Contudo, não pode ser negligenciada a participação de alguns membros nas atividades práticas da AMAS-PC, enquanto voluntários ou contribuintes. Mas, por existir a necessidade de maior envolvimento, as iniciativas foram aqui registradas, tanto que o próprio pastor no ano de 1999 “conclamou a igreja a se envolver de maneira real como os trabalhos sociais da AMAS [...] A AMAS é Igreja Metodista59”.

Portanto, nesta perspectiva da AMAS enquanto igreja é possível observar o compromisso com a práxis cristã transformadora dos metodista poços-caldense, entretanto, como foi apresentado, essa consciência aparece centralizada nas mãos dos dirigentes da AMAS-PC. Mas o que leva no meio de uma comunidade cristã apenas algumas pessoas a darem esse salto da consciência comum em direção da consciência reflexiva? Acredita-se que justamente pela proximidade com a atividade prática. Sobre isso, Josgrilberg traz sua valiosa contribuição ao voltar seus olhos para os ensinamentos de John Wesley,

Recomendava o estudo sério, as obras de piedade e as obras de misericórdia. Às vezes, para confrontar o(a) cristão(ã) com a sua situação humana real, recomendava: visite os presos! Visite os pobres! Ele sabia que, além do serviço cristão bíblico ao próximo, o contato com o que sofre é uma experiência da real condição humana e de nossa dependência da Graça. Com um simples conselho prático mostrava a natureza social do cristianismo, a reciprocidade de vidas, para que a santidade pessoal pudesse ser desenvolvida sem cair no erro individualista. (JOSGRILBERG, 1993, p. 51)

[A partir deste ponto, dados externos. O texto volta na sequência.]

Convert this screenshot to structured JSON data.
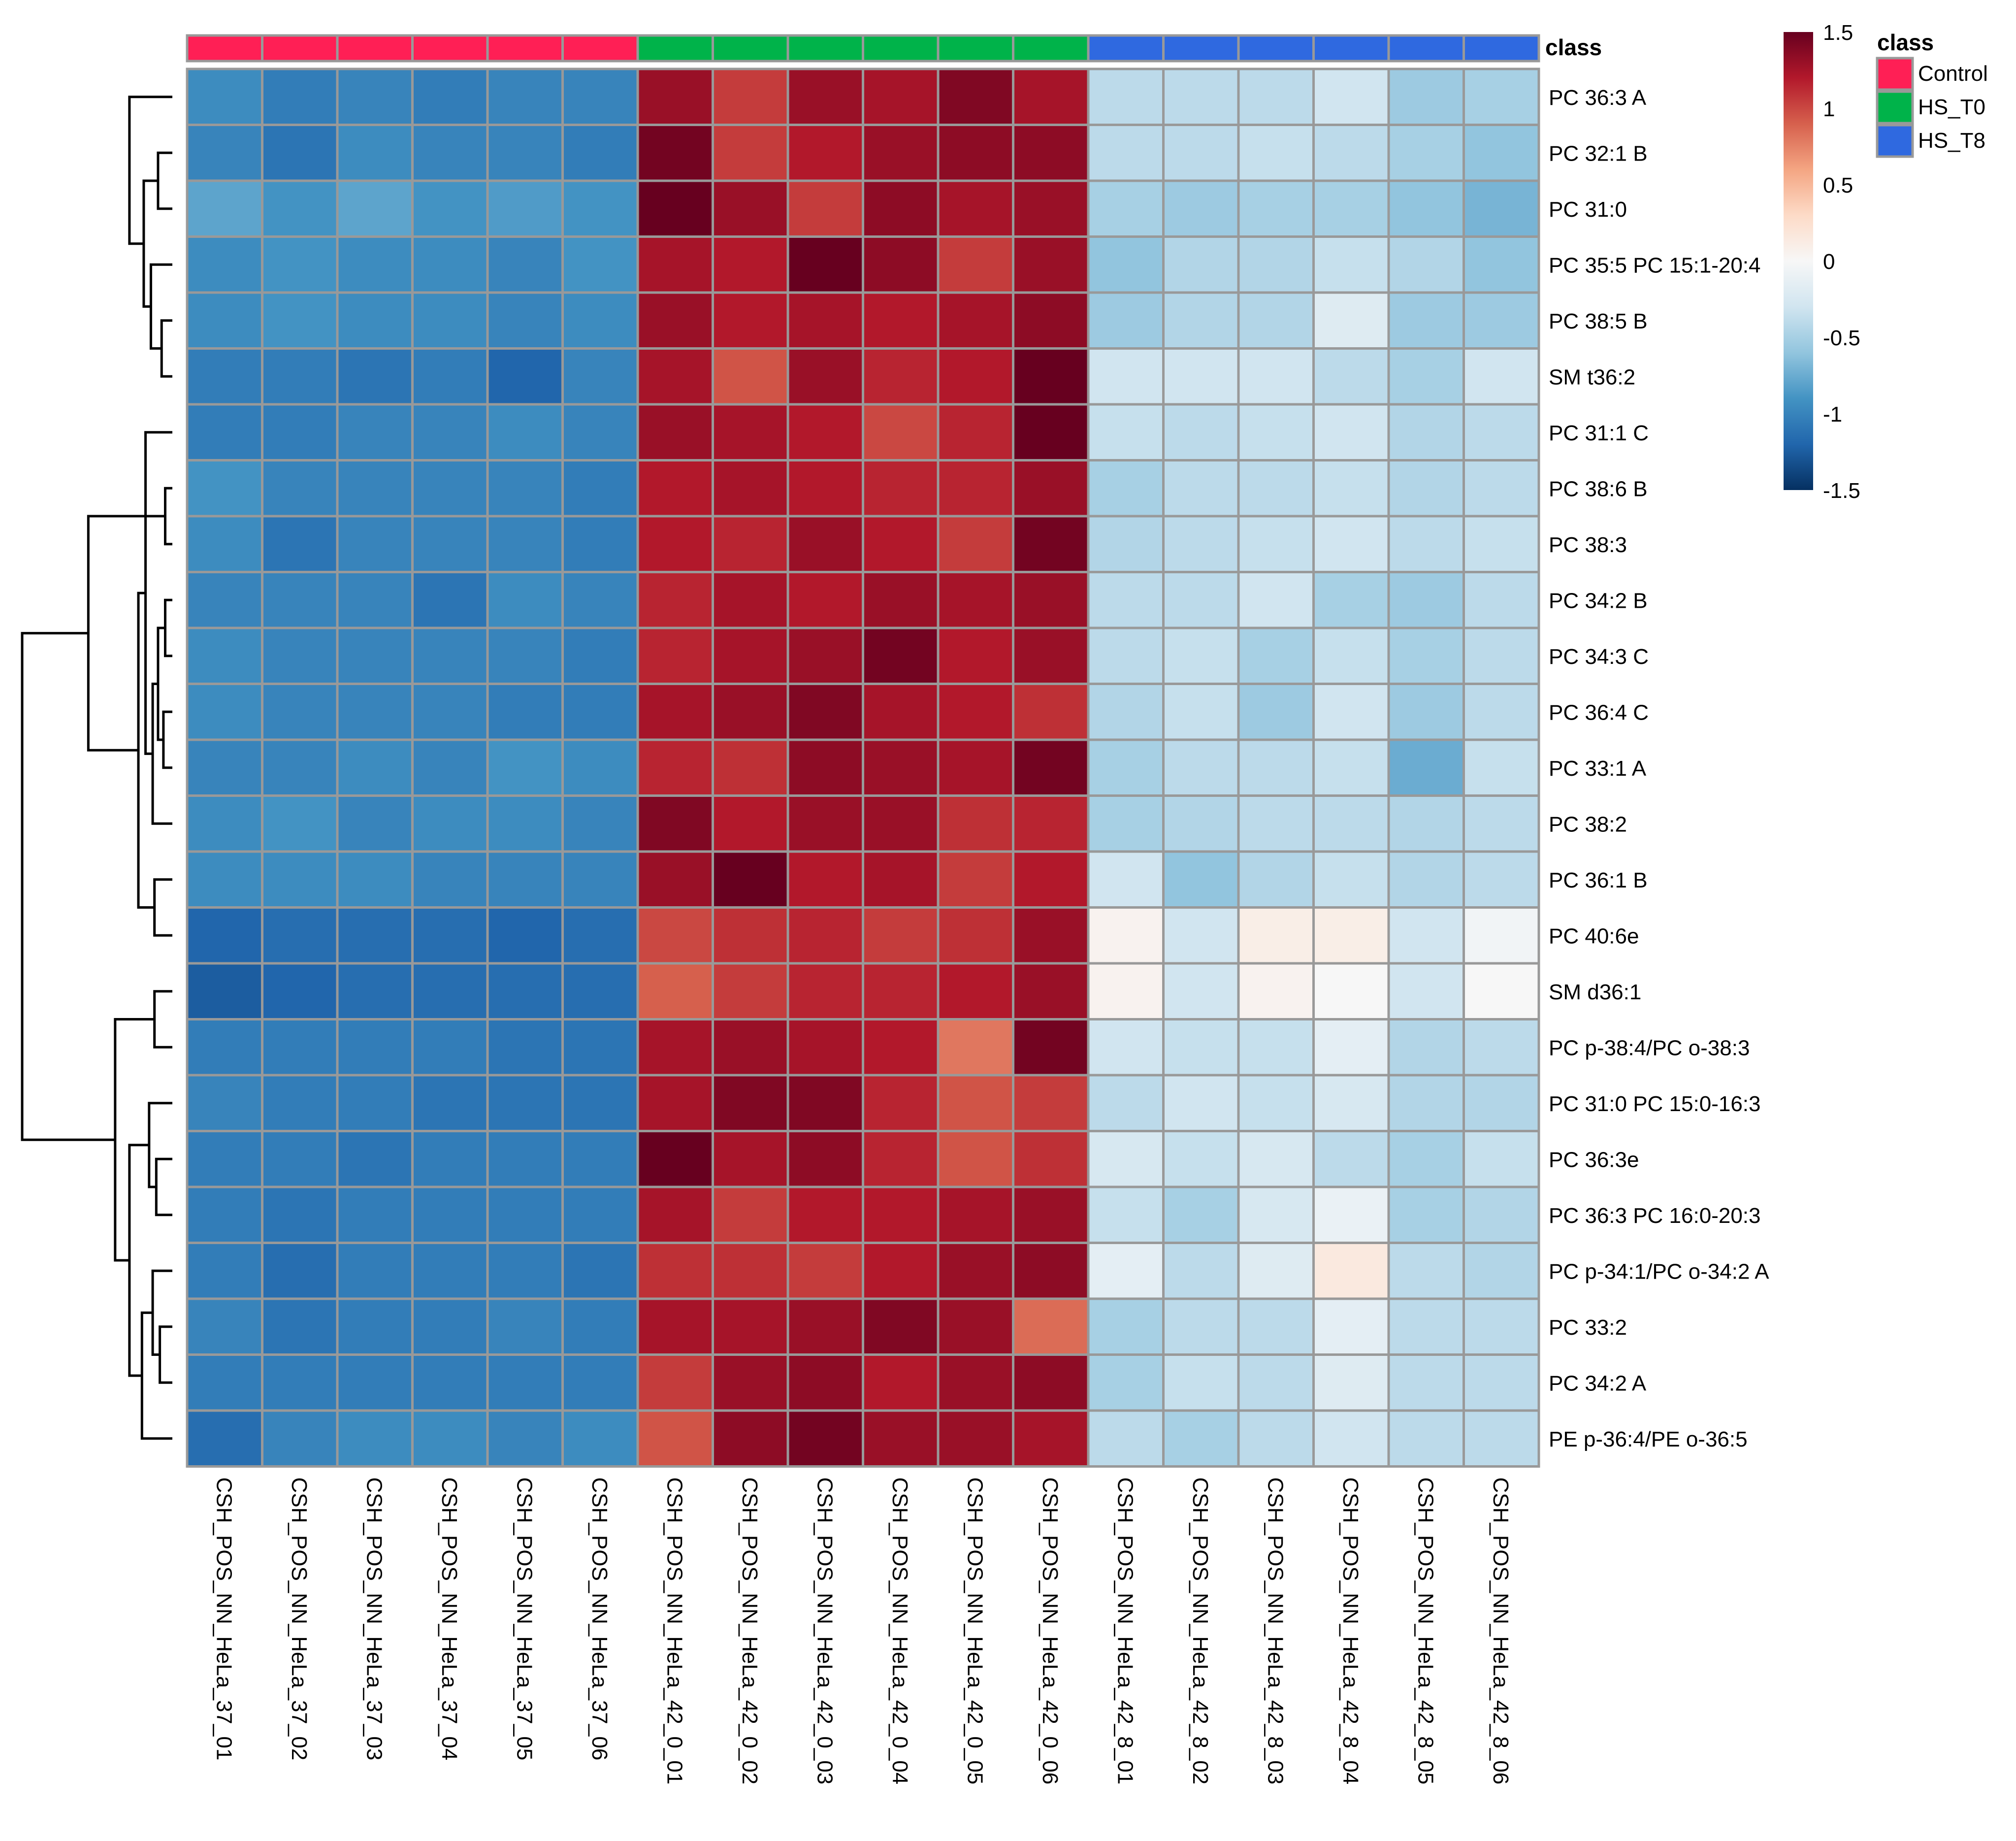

Nas palavras de Vazquez (1977) seria o homem, enquanto tal, afirmando-se através de sua atividade prática transformadora, práxis revolucionaria, práxis produtiva e outras formas de práxis, nada mais é do que forma concreta de uma práxis humana, “graças à qual o homem como ser social e consciente humaniza os objetos e se humaniza a si próprio” (VÁZQUEZ, 1977, p.202).

No ponto de vista do PVM, essa consciência social e humana é adquiria através dos atos de piedade e obras de misericórdia.

A Igreja participa na missão e cresce em santificação, o que acontece quando produz atos de piedade e obras de misericórdia. Os atos de piedade são principalmente, o culto e o cultivo da piedade pessoal e comunitária e as obras de misericórdia são, preferencialmente, o trabalho que valoriza e realiza a pessoa enquanto constrói, em amor e justiça, a nova comunidade e o Reino de Deus. (IGREJA METODISTA, 2017, p.159).

Entretanto, embora o documento citado sugira um modelo de práxis cristã aos metodistas, Renders (2014) considera que o metodismo brasileiro ainda não alcançou o necessário equilíbrio entre obras de misericórdia e obras de piedade, e nem um entendimento sobre a importância igualitária das obras físicas e espirituais de misericórdia.

Sendo esta a realidade, e talvez não exclusiva dos metodista, neste momento considera-se relevante elevar a discussão ao tentar resgatar o ministério diaconal voltado para a sociedade, dentro de uma perspectiva fundamentado na missão de Cristo, pois é a partir daí que a “Igreja toda e cada comunidade nela devem e precisam ser Igreja que serve” (WENDLAND, 2003 p.262), pois ao contrário disso a Igreja está em perigo de decair ou trair sua missão. Portanto, a palavra Igreja60 a partir de agora, não diz respeito aos metodistas, mas ao povo de Deus.